While other DDL statements can filter down in transnational replication, this statement won’t. So that still means you’ll be dealing with tables that were dropped in production living on in your replicas. I’d also argue that with a change like this in place, you’re probably less likely to remember to get rid of tables on your subscribers since it won’t break replication. Think about it: if you’re not sure what’s going to production already, how likely is this change likely to let you know something isn’t in your replicated tables anymore. No, you’d need some additional monitoring to look for changes in your table objects and compare them to what’s in replication vs. what is still on your replicas.

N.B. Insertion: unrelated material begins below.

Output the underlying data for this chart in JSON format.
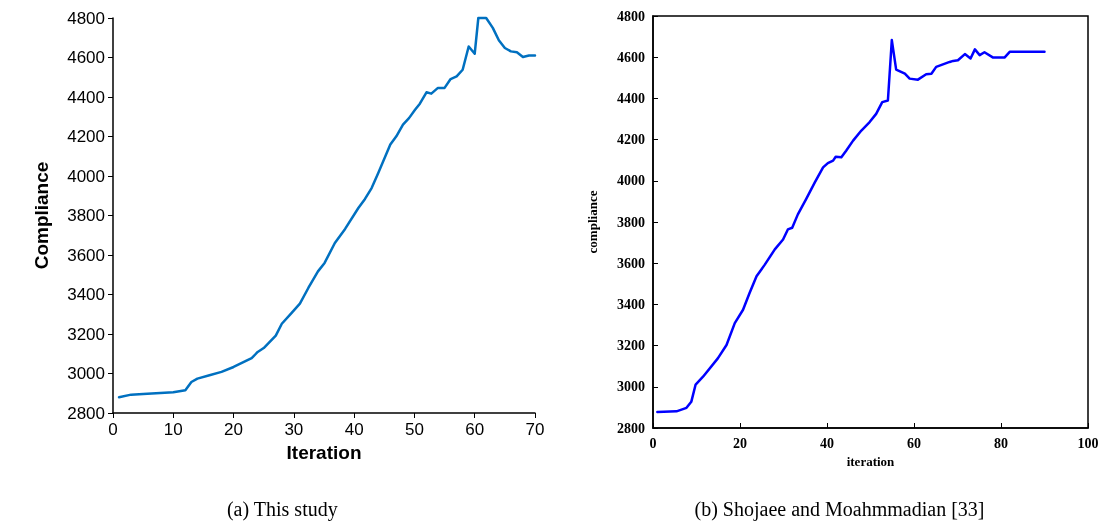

While it’s nice to see some replication changes in service packs, I’m hoping that Microsoft continues to consider those of us that continue to rely on this technology. This was a good start. I probably won’t be turning this on in my environments. My advice to you is pretty much the advice of all IT changes: test the hell out of it. Even if it means building a non-production distributor to test with and setting up some replication in at least your QA environment.
The other consideration is that this command, unlike other DDL statements has no bearing on your subscribers. As usual, dropping a table on your publisher will not drop it on your subscriber(s). Personally, I’m okay with that: it’s more work for me track down deprecated tables that are still on replicas than it is to just have tables disappear for reporting users. And if you’re replicating data to third parties, they probably wouldn’t appreciate it either.
What’s the alternative?
If you’re constantly being bitten by code that conflicts with replication breaking your deployments, instead of relying on this enhancement (or if you’re unable to take advantage of it) you can educate your developers on how to test for replication. You could show them a query like this…
select * from sys.tables where is_published = 1
… and how they can use it to know if a table is replicated or not, and test for it. Will something like that solve all your code deployment problems, or easy any pains when you’re trying to remove objects that are published for replication? Probably not, but it at least can help move your release process or testing scenarios to help reduce, or hopefully eliminate these difficulties for you.